3. Sous réserve des cas où la loi attribue la charge de la preuve à l'une des parties, il appartient au juge administratif, au vu des pièces du dossier, et compte tenu, le cas échéant, de l'abstention d'une des parties à produire les éléments qu'elle est seule en mesure d'apporter et qui ne sauraient être réclamés qu'à elle-même, d'apprécier si l'état de santé d'un étranger nécessite une prise en charge médicale dont le défaut pourrait entraîner pour lui des conséquences d'une exceptionnelle gravité, sous réserve de l'absence d'un traitement approprié dans le pays de destination, sauf circonstance humanitaire exceptionnelle. La partie qui justifie d'un avis du collège de médecins de l'Office français de l'immigration et de qui lui est favorable doit être regardée comme apportant des éléments de fait susceptibles de faire présumer l'existence ou l'absence d'un état de santé de nature à justifier la délivrance ou le refus d'un titre de séjour. Dans ce cas, il appartient à l'autre partie, dans le respect des règles relatives au secret médical, de produire tout élément permettant d'apprécier l'état de santé de l'étranger et, le cas échéant, l'existence ou l'absence d'un traitement approprié dans le pays de destination. La conviction du juge, à qui il revient d'apprécier si l'état de santé d'un étranger justifie la délivrance d'un titre de séjour dans les conditions ci-dessus rappelées, se détermine au vu de ces échanges contradictoires. En cas de doute, il lui appartient de compléter ces échanges en ordonnant toute mesure d'instruction utile.

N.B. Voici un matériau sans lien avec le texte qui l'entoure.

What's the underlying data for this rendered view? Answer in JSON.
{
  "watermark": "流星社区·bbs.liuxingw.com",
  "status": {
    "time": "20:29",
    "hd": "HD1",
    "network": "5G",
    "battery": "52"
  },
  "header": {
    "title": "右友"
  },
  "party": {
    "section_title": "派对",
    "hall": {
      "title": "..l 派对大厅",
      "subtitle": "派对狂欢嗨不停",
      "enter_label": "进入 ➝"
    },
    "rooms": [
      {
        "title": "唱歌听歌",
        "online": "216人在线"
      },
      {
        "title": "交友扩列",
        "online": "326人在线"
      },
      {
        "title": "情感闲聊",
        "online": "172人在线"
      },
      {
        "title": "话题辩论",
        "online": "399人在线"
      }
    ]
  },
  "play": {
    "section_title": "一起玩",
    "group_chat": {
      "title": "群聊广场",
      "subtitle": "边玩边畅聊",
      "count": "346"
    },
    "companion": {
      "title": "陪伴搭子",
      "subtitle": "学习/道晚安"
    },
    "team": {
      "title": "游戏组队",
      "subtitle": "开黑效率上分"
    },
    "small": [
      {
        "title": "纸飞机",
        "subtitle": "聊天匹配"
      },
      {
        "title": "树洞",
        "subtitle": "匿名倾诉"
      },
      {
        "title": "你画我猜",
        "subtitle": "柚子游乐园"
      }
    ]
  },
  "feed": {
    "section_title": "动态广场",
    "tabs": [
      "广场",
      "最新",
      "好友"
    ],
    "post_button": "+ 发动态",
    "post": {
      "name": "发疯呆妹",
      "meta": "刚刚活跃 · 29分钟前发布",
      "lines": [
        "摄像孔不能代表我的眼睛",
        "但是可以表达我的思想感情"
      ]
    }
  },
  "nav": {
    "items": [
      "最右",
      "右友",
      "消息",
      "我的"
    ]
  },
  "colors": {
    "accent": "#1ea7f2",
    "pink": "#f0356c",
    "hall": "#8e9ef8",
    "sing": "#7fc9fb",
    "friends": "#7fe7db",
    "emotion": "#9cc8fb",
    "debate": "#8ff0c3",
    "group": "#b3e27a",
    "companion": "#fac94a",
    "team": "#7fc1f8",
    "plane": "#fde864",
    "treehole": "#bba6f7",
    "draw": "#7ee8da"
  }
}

4. Dans son avis du 15 octobre 2021, le collège de médecins de l'office français de l'immigration et de l'intégration a estimé que si l'état de santé de la fille de la requérante qui est atteinte d'un rétinoblastome de l'œil droit et présente une mutation du gène Rb1 l'exposant à un risque de tumeur au niveau de l'œil gauche, nécessite une prise en charge médicale et que son défaut pourrait entraîner des conséquences d'une exceptionnelle gravité, un traitement approprié était effectivement disponible en Serbie. La requérante conteste la teneur de cet avis en produisant un article du courrier des Balkans de 2014 intitulé " la Serbie a-t-elle (vraiment) le plus mauvais système de santé d'Europe " ainsi qu'un rapport de l'Organisation suisse d'aide aux réfugiés (OSAR) du 6 mars 2019 sur le traitement de la cardiomyopathie ischémique en Serbie, qui, de par leur caractère trop général ne sont pas de nature à remettre en cause l'appréciation du collège de médecins de l'office français de l'immigration et de l'intégration. Il en est de même des certificats médicaux qu'elle produit, lesquels attestent de la lourdeur et de la gravité de la pathologie dont la fille de la requérante est atteinte, mais qui restent peu circonstanciés sur l'impossibilité pour elle de pouvoir effectivement bénéficier d'un traitement approprié à son état de santé en Serbie. Dans ces conditions, la requérante n'est pas fondée à soutenir que la décision de refus d'admission au séjour en litige aurait été prise en méconnaissance des dispositions précitées des articles L. 425-9 et L. 425-10 du code de l'entrée et du séjour des étrangers et du droit d'asile.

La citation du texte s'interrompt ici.